Die Träger wie der Berliner Verein Jakus sind dabei, sich für das abgespeckte Programm zu bewerben. „Wir wissen aber nicht, ob es künftig weniger Standorte geben wird oder ob jede Stelle mit weniger Personal besetzt wird“, sagt Andreas Keßler. Ohne die Helfer der „Zweiten Chance“ hätten die Schüler der beiden Schulen in Marienfelde und Lichtenrade ihre Ansprechpartner verloren.

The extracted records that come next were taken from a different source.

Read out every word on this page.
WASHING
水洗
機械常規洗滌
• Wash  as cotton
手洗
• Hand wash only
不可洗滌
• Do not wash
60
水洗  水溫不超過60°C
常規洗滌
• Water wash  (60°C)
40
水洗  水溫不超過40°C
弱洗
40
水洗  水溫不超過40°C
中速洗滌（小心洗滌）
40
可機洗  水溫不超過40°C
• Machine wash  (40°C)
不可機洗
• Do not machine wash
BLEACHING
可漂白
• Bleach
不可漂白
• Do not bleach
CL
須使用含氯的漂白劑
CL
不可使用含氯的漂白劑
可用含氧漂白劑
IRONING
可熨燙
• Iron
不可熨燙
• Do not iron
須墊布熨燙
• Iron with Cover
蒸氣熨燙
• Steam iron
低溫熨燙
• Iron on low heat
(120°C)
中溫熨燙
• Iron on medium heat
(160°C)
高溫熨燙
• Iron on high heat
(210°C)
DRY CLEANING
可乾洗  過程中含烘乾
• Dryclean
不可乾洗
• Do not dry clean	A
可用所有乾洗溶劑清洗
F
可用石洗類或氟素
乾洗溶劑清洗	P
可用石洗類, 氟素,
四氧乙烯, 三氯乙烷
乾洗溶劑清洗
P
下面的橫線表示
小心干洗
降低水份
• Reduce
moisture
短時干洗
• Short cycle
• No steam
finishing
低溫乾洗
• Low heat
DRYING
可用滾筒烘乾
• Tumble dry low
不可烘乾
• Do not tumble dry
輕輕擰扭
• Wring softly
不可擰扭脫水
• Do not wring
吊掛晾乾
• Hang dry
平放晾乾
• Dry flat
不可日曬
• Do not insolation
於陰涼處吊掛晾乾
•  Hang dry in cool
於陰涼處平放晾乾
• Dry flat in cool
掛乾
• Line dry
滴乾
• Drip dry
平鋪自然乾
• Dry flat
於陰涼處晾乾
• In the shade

Ob die Jugendämter oder andere Sozialarbeiter die Lücke schließen können, die die Kürzungen der Bundesebene in Berlin verursachen, ist sechs Monate vor dem Auslaufen der Förderung völlig ungeklärt. Besonders hart könnte es Neukölln treffen, wo „Zweite Chance“ bisher vier Anlaufstellen für Schulschwänzer unterhält. Bezirksbürgermeister Heinz Buschkowsky (SPD) ist empört. Seit Jahren hat er sich auf die Fahnen geschrieben, den Schulbesuch von notorischen Schwänzern notfalls auch zu erzwingen. „Wie weit werden wir damit kommen, wenn wir nicht einmal die Hilfe durchhalten“, sagte der Sozialdemokrat. Ein Programm gegen Schulschwänzen zu kürzen, sei „so ziemlich das Irreste, was man machen kann“. Unglaubwürdiger könne Politik nicht sein. „Aber das ist typisch“, schimpfte Buschkowsky. Zu Bildung und Integration würden „Sonntagsreden“ gehalten, denen aber nichts folge.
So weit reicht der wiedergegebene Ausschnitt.